Having the connection parameters default to environment variables allows the same application to target different databases depending on how it’s deployed. This is very useful for things like integration v production environments.

:odbc.connect/2 also accepts a keyword list of options for the Erlang :odbc application itself. Of interest to us are:

  • :tuple_row: Defaults to :on and rows are returned as tuples. This is very awkward (and not what Ecto expects). We’ll turn it :off to get our rows as lists. This will enable us to Enum.map/2 over them, amongst other things.
  • :extended_errors: Turning this :on returns more information on errors, which we can use to catch and handle specific exceptions.
  • :binary_strings: You’d think turning this :on and communicating with the database in binaries instead of charlists would make things easier. However, it means you have to manage character encodings instead of :odbc doing it for you, so we’re leaving it :off for now.
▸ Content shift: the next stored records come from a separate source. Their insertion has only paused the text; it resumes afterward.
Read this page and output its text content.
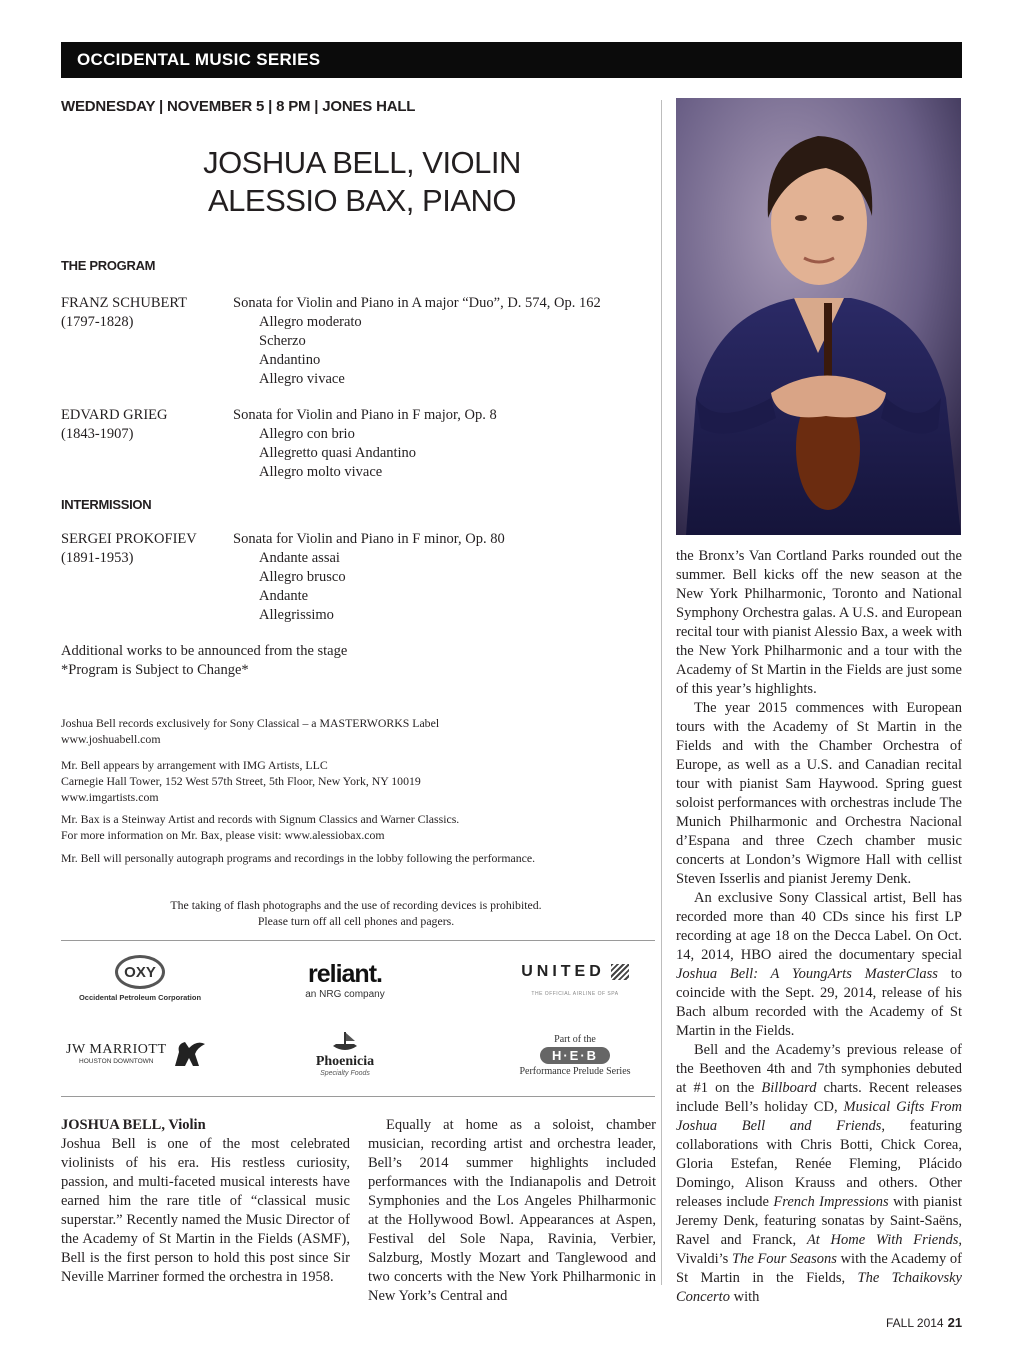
OCCIDENTAL MUSIC SERIES
WEDNESDAY | NOVEMBER 5 | 8 PM | JONES HALL
JOSHUA BELL, VIOLIN
ALESSIO BAX, PIANO
THE PROGRAM
FRANZ SCHUBERT
(1797-1828)
Sonata for Violin and Piano in A major “Duo”, D. 574, Op. 162
Allegro moderato
Scherzo
Andantino
Allegro vivace
EDVARD GRIEG
(1843-1907)
Sonata for Violin and Piano in F major, Op. 8
Allegro con brio
Allegretto quasi Andantino
Allegro molto vivace
INTERMISSION
SERGEI PROKOFIEV
(1891-1953)
Sonata for Violin and Piano in F minor, Op. 80
Andante assai
Allegro brusco
Andante
Allegrissimo
Additional works to be announced from the stage
*Program is Subject to Change*
Joshua Bell records exclusively for Sony Classical – a MASTERWORKS Label
www.joshuabell.com
Mr. Bell appears by arrangement with IMG Artists, LLC
Carnegie Hall Tower, 152 West 57th Street, 5th Floor, New York, NY 10019
www.imgartists.com
Mr. Bax is a Steinway Artist and records with Signum Classics and Warner Classics.
For more information on Mr. Bax, please visit: www.alessiobax.com
Mr. Bell will personally autograph programs and recordings in the lobby following the performance.
The taking of flash photographs and the use of recording devices is prohibited.
Please turn off all cell phones and pagers.
OXY
Occidental Petroleum Corporation
reliant.
an NRG company
UNITED
THE OFFICIAL AIRLINE OF SPA
JW MARRIOTT
HOUSTON DOWNTOWN	Phoenicia
Specialty Foods
Part of the
H·E·B
Performance Prelude Series
JOSHUA BELL, Violin

Joshua Bell is one of the most celebrated violinists of his era. His restless curiosity, passion, and multi-faceted musical interests have earned him the rare title of “classical music superstar.” Recently named the Music Director of the Academy of St Martin in the Fields (ASMF), Bell is the first person to hold this post since Sir Neville Marriner formed the orchestra in 1958.

Equally at home as a soloist, chamber musician, recording artist and orchestra leader, Bell’s 2014 summer highlights included performances with the Indianapolis and Detroit Symphonies and the Los Angeles Philharmonic at the Hollywood Bowl. Appearances at Aspen, Festival del Sole Napa, Ravinia, Verbier, Salzburg, Mostly Mozart and Tanglewood and two concerts with the New York Philharmonic in New York’s Central and

the Bronx’s Van Cortland Parks rounded out the summer. Bell kicks off the new season at the New York Philharmonic, Toronto and National Symphony Orchestra galas. A U.S. and European recital tour with pianist Alessio Bax, a week with the New York Philharmonic and a tour with the Academy of St Martin in the Fields are just some of this year’s highlights.

The year 2015 commences with European tours with the Academy of St Martin in the Fields and with the Chamber Orchestra of Europe, as well as a U.S. and Canadian recital tour with pianist Sam Haywood. Spring guest soloist performances with orchestras include The Munich Philharmonic and Orchestra Nacional d’Espana and three Czech chamber music concerts at London’s Wigmore Hall with cellist Steven Isserlis and pianist Jeremy Denk.

An exclusive Sony Classical artist, Bell has recorded more than 40 CDs since his first LP recording at age 18 on the Decca Label. On Oct. 14, 2014, HBO aired the documentary special Joshua Bell: A YoungArts MasterClass to coincide with the Sept. 29, 2014, release of his Bach album recorded with the Academy of St Martin in the Fields.

Bell and the Academy’s previous release of the Beethoven 4th and 7th symphonies debuted at #1 on the Billboard charts. Recent releases include Bell’s holiday CD, Musical Gifts From Joshua Bell and Friends, featuring collaborations with Chris Botti, Chick Corea, Gloria Estefan, Renée Fleming, Plácido Domingo, Alison Krauss and others. Other releases include French Impressions with pianist Jeremy Denk, featuring sonatas by Saint-Saëns, Ravel and Franck, At Home With Friends, Vivaldi’s The Four Seasons with the Academy of St Martin in the Fields, The Tchaikovsky Concerto with

FALL 2014 21
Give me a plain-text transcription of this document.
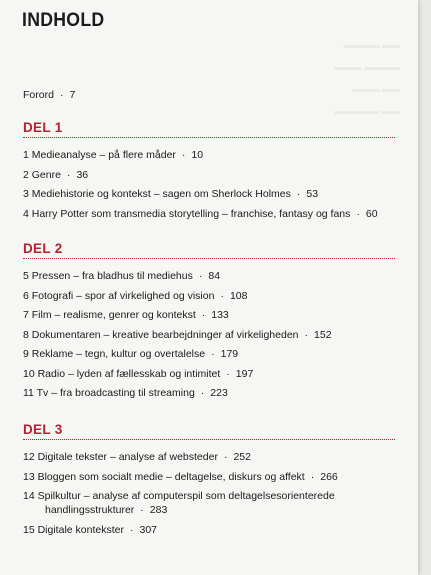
▬▬▬▬ ▬▬
▬▬▬ ▬▬▬▬
▬▬▬ ▬▬
▬▬▬▬▬ ▬▬
INDHOLD
Forord · 7
DEL 1
1 Medieanalyse – på flere måder · 10
2 Genre · 36
3 Mediehistorie og kontekst – sagen om Sherlock Holmes · 53
4 Harry Potter som transmedia storytelling – franchise, fantasy og fans · 60
DEL 2
5 Pressen – fra bladhus til mediehus · 84
6 Fotografi – spor af virkelighed og vision · 108
7 Film – realisme, genrer og kontekst · 133
8 Dokumentaren – kreative bearbejdninger af virkeligheden · 152
9 Reklame – tegn, kultur og overtalelse · 179
10 Radio – lyden af fællesskab og intimitet · 197
11 Tv – fra broadcasting til streaming · 223
DEL 3
12 Digitale tekster – analyse af websteder · 252
13 Bloggen som socialt medie – deltagelse, diskurs og affekt · 266
14 Spilkultur – analyse af computerspil som deltagelsesorienterede handlingsstrukturer · 283
15 Digitale kontekster · 307
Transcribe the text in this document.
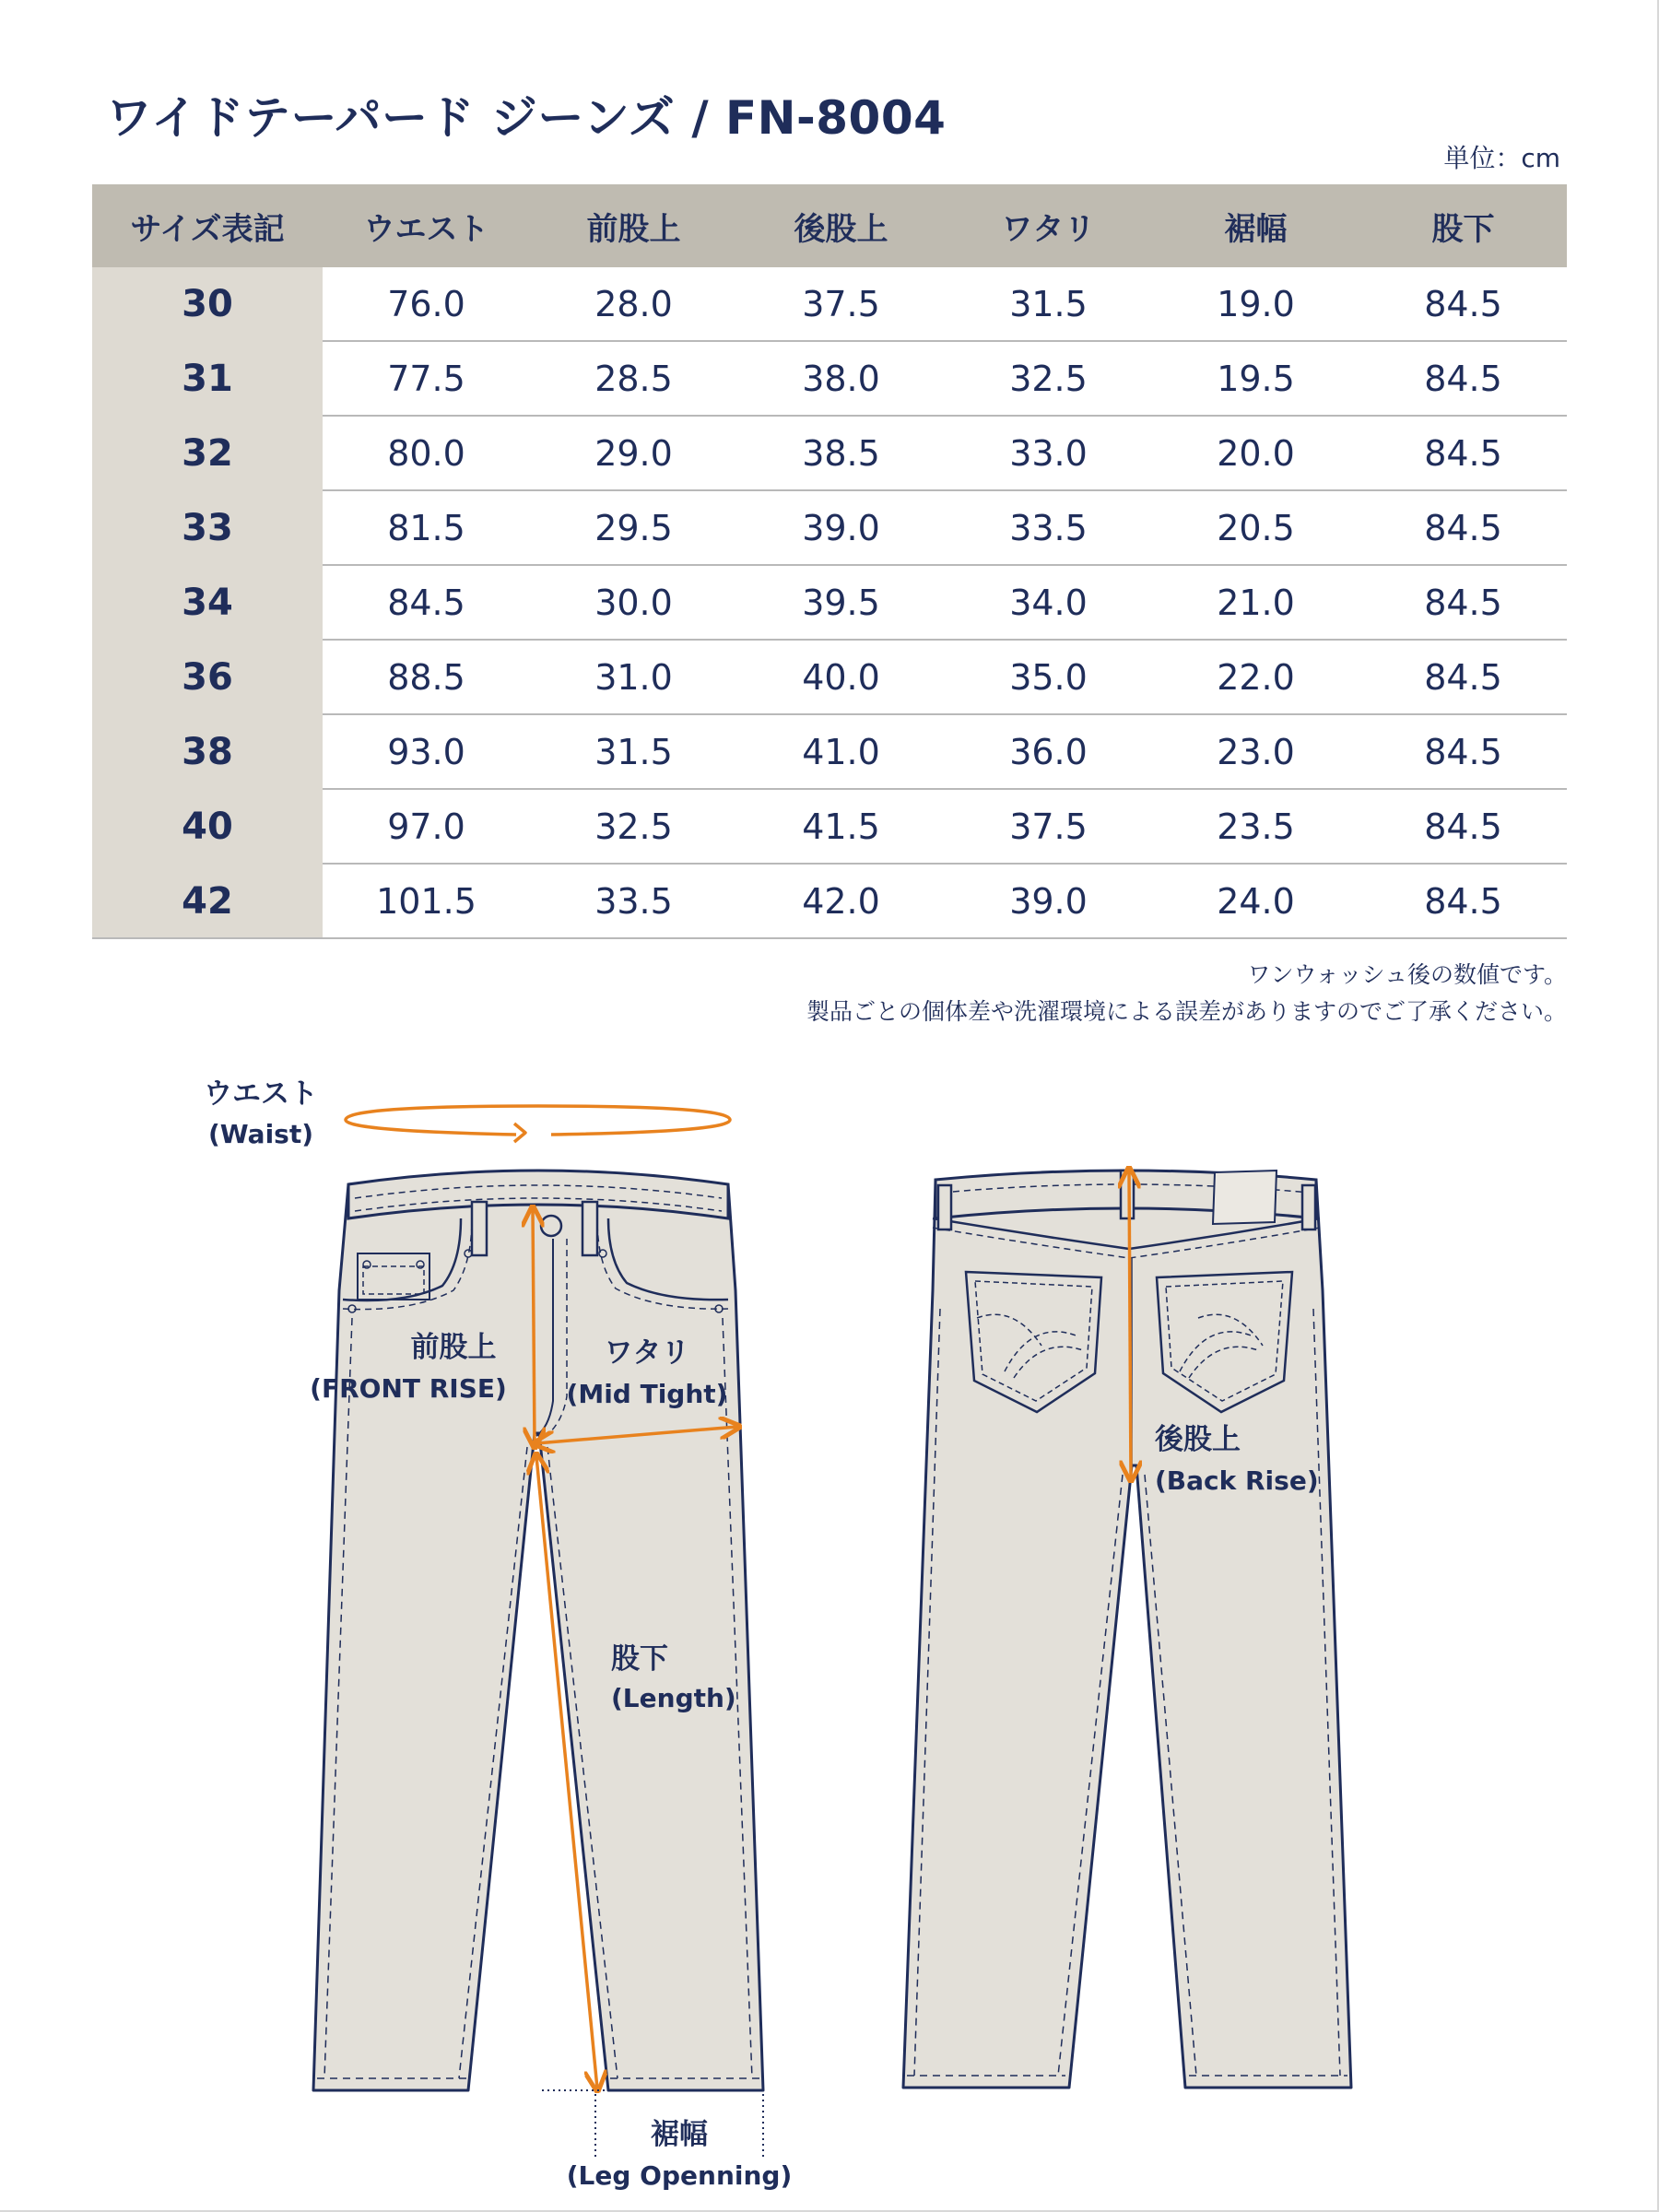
ワイドテーパード ジーンズ / FN-8004
単位：cm
サイズ表記	ウエスト	前股上	後股上	ワタリ	裾幅	股下
30	76.0	28.0	37.5	31.5	19.0	84.5
31	77.5	28.5	38.0	32.5	19.5	84.5
32	80.0	29.0	38.5	33.0	20.0	84.5
33	81.5	29.5	39.0	33.5	20.5	84.5
34	84.5	30.0	39.5	34.0	21.0	84.5
36	88.5	31.0	40.0	35.0	22.0	84.5
38	93.0	31.5	41.0	36.0	23.0	84.5
40	97.0	32.5	41.5	37.5	23.5	84.5
42	101.5	33.5	42.0	39.0	24.0	84.5
ワンウォッシュ後の数値です。
製品ごとの個体差や洗濯環境による誤差がありますのでご了承ください。
ウエスト
(Waist)
前股上
(FRONT RISE)
ワタリ
(Mid Tight)
股下
(Length)
裾幅
(Leg Openning)
後股上
(Back Rise)
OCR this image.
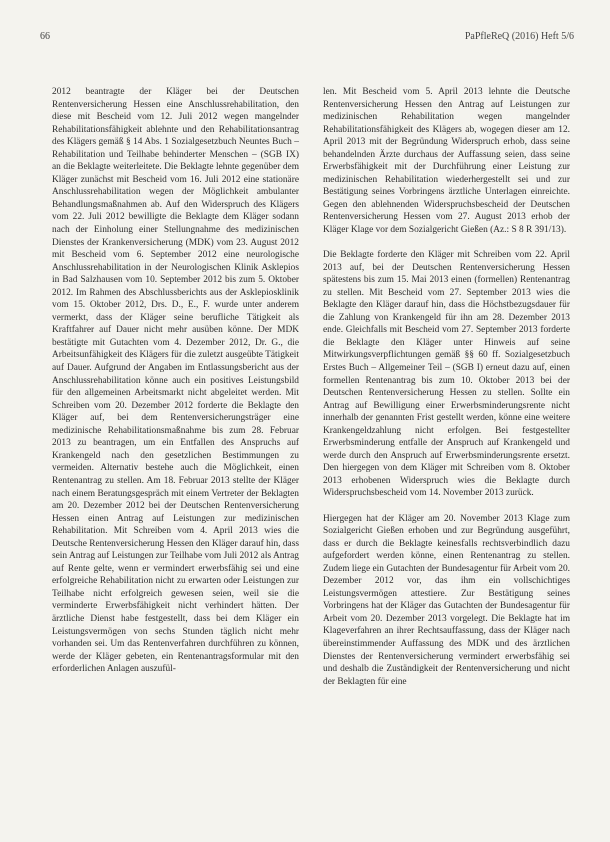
66	PaPfleReQ (2016) Heft 5/6

2012 beantragte der Kläger bei der Deutschen Rentenversicherung Hessen eine Anschlussrehabilitation, den diese mit Bescheid vom 12. Juli 2012 wegen mangelnder Rehabilitationsfähigkeit ablehnte und den Rehabilitationsantrag des Klägers gemäß § 14 Abs. 1 Sozialgesetzbuch Neuntes Buch – Rehabilitation und Teilhabe behinderter Menschen – (SGB IX) an die Beklagte weiterleitete. Die Beklagte lehnte gegenüber dem Kläger zunächst mit Bescheid vom 16. Juli 2012 eine stationäre Anschlussrehabilitation wegen der Möglichkeit ambulanter Behandlungsmaßnahmen ab. Auf den Widerspruch des Klägers vom 22. Juli 2012 bewilligte die Beklagte dem Kläger sodann nach der Einholung einer Stellungnahme des medizinischen Dienstes der Krankenversicherung (MDK) vom 23. August 2012 mit Bescheid vom 6. September 2012 eine neurologische Anschlussrehabilitation in der Neurologischen Klinik Asklepios in Bad Salzhausen vom 10. September 2012 bis zum 5. Oktober 2012. Im Rahmen des Abschlussberichts aus der Asklepiosklinik vom 15. Oktober 2012, Drs. D., E., F. wurde unter anderem vermerkt, dass der Kläger seine berufliche Tätigkeit als Kraftfahrer auf Dauer nicht mehr ausüben könne. Der MDK bestätigte mit Gutachten vom 4. Dezember 2012, Dr. G., die Arbeitsunfähigkeit des Klägers für die zuletzt ausgeübte Tätigkeit auf Dauer. Aufgrund der Angaben im Entlassungsbericht aus der Anschlussrehabilitation könne auch ein positives Leistungsbild für den allgemeinen Arbeitsmarkt nicht abgeleitet werden. Mit Schreiben vom 20. Dezember 2012 forderte die Beklagte den Kläger auf, bei dem Rentenversicherungsträger eine medizinische Rehabilitationsmaßnahme bis zum 28. Februar 2013 zu beantragen, um ein Entfallen des Anspruchs auf Krankengeld nach den gesetzlichen Bestimmungen zu vermeiden. Alternativ bestehe auch die Möglichkeit, einen Rentenantrag zu stellen. Am 18. Februar 2013 stellte der Kläger nach einem Beratungsgespräch mit einem Vertreter der Beklagten am 20. Dezember 2012 bei der Deutschen Rentenversicherung Hessen einen Antrag auf Leistungen zur medizinischen Rehabilitation. Mit Schreiben vom 4. April 2013 wies die Deutsche Rentenversicherung Hessen den Kläger darauf hin, dass sein Antrag auf Leistungen zur Teilhabe vom Juli 2012 als Antrag auf Rente gelte, wenn er vermindert erwerbsfähig sei und eine erfolgreiche Rehabilitation nicht zu erwarten oder Leistungen zur Teilhabe nicht erfolgreich gewesen seien, weil sie die verminderte Erwerbsfähigkeit nicht verhindert hätten. Der ärztliche Dienst habe festgestellt, dass bei dem Kläger ein Leistungsvermögen von sechs Stunden täglich nicht mehr vorhanden sei. Um das Rentenverfahren durchführen zu können, werde der Kläger gebeten, ein Rentenantragsformular mit den erforderlichen Anlagen auszufül-

len. Mit Bescheid vom 5. April 2013 lehnte die Deutsche Rentenversicherung Hessen den Antrag auf Leistungen zur medizinischen Rehabilitation wegen mangelnder Rehabilitationsfähigkeit des Klägers ab, wogegen dieser am 12. April 2013 mit der Begründung Widerspruch erhob, dass seine behandelnden Ärzte durchaus der Auffassung seien, dass seine Erwerbsfähigkeit mit der Durchführung einer Leistung zur medizinischen Rehabilitation wiederhergestellt sei und zur Bestätigung seines Vorbringens ärztliche Unterlagen einreichte. Gegen den ablehnenden Widerspruchsbescheid der Deutschen Rentenversicherung Hessen vom 27. August 2013 erhob der Kläger Klage vor dem Sozialgericht Gießen (Az.: S 8 R 391/13).

Die Beklagte forderte den Kläger mit Schreiben vom 22. April 2013 auf, bei der Deutschen Rentenversicherung Hessen spätestens bis zum 15. Mai 2013 einen (formellen) Rentenantrag zu stellen. Mit Bescheid vom 27. September 2013 wies die Beklagte den Kläger darauf hin, dass die Höchstbezugsdauer für die Zahlung von Krankengeld für ihn am 28. Dezember 2013 ende. Gleichfalls mit Bescheid vom 27. September 2013 forderte die Beklagte den Kläger unter Hinweis auf seine Mitwirkungsverpflichtungen gemäß §§ 60 ff. Sozialgesetzbuch Erstes Buch – Allgemeiner Teil – (SGB I) erneut dazu auf, einen formellen Rentenantrag bis zum 10. Oktober 2013 bei der Deutschen Rentenversicherung Hessen zu stellen. Sollte ein Antrag auf Bewilligung einer Erwerbsminderungsrente nicht innerhalb der genannten Frist gestellt werden, könne eine weitere Krankengeldzahlung nicht erfolgen. Bei festgestellter Erwerbsminderung entfalle der Anspruch auf Krankengeld und werde durch den Anspruch auf Erwerbsminderungsrente ersetzt. Den hiergegen von dem Kläger mit Schreiben vom 8. Oktober 2013 erhobenen Widerspruch wies die Beklagte durch Widerspruchsbescheid vom 14. November 2013 zurück.

Hiergegen hat der Kläger am 20. November 2013 Klage zum Sozialgericht Gießen erhoben und zur Begründung ausgeführt, dass er durch die Beklagte keinesfalls rechtsverbindlich dazu aufgefordert werden könne, einen Rentenantrag zu stellen. Zudem liege ein Gutachten der Bundesagentur für Arbeit vom 20. Dezember 2012 vor, das ihm ein vollschichtiges Leistungsvermögen attestiere. Zur Bestätigung seines Vorbringens hat der Kläger das Gutachten der Bundesagentur für Arbeit vom 20. Dezember 2013 vorgelegt. Die Beklagte hat im Klageverfahren an ihrer Rechtsauffassung, dass der Kläger nach übereinstimmender Auffassung des MDK und des ärztlichen Dienstes der Rentenversicherung vermindert erwerbsfähig sei und deshalb die Zuständigkeit der Rentenversicherung und nicht der Beklagten für eine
So that leaves our function as:

def connect(opts) do
  conn_opts = opts
  |> Keyword.put_new(:tuple_row, :off)
  |> Keyword.put_new(:extended_errors, :on)
  
  conn_str = [
    {"DRIVER", opts[:odbc_driver] || "{ODBC Driver 13 for SQL Server}"},
    {"SERVER", opts[:hostname] || System.get_env("MSSQL_HST") || "localhost"},
    {"DATABASE", opts[:database] || System.get_env("MSSQL_DB")},
    {"UID", opts[:username] || System.get_env("MSSQL_UID")},
    {"PWD", opts[:password] || System.get_env("MSSQL_PWD")}
  ]
  |> Enum.map_join(fn {key, value} ->
    "#{key}=#{value};" end)
  |> to_charlist
    
  :odbc.connect(conn_str, conn_opts)
end

It works! We can call DBConnection.start_link on our module and get a ref to the process. There’s a bit of a problem, however. A line in the :odbc.connect/2 documentation should worry us:

The connection is associated with the process that created it and can only be accessed through it

You might think that’s OK. Surely the DBConnection process will own communication with :odbc, just as intended. The DBConnection docs explain why this assumption is incorrect:

DBConnection handles callbacks differently to most behaviours. Some callbacks will be called in the calling process, with the state copied to and from the calling process.

What this means is we cannot rely on the logic inside DBConnection callbacks being executed in the same process that connect/1 was executed in. Our :odbc functions will return {:error, :process_not_owner_of_odbc_connection}. Sad!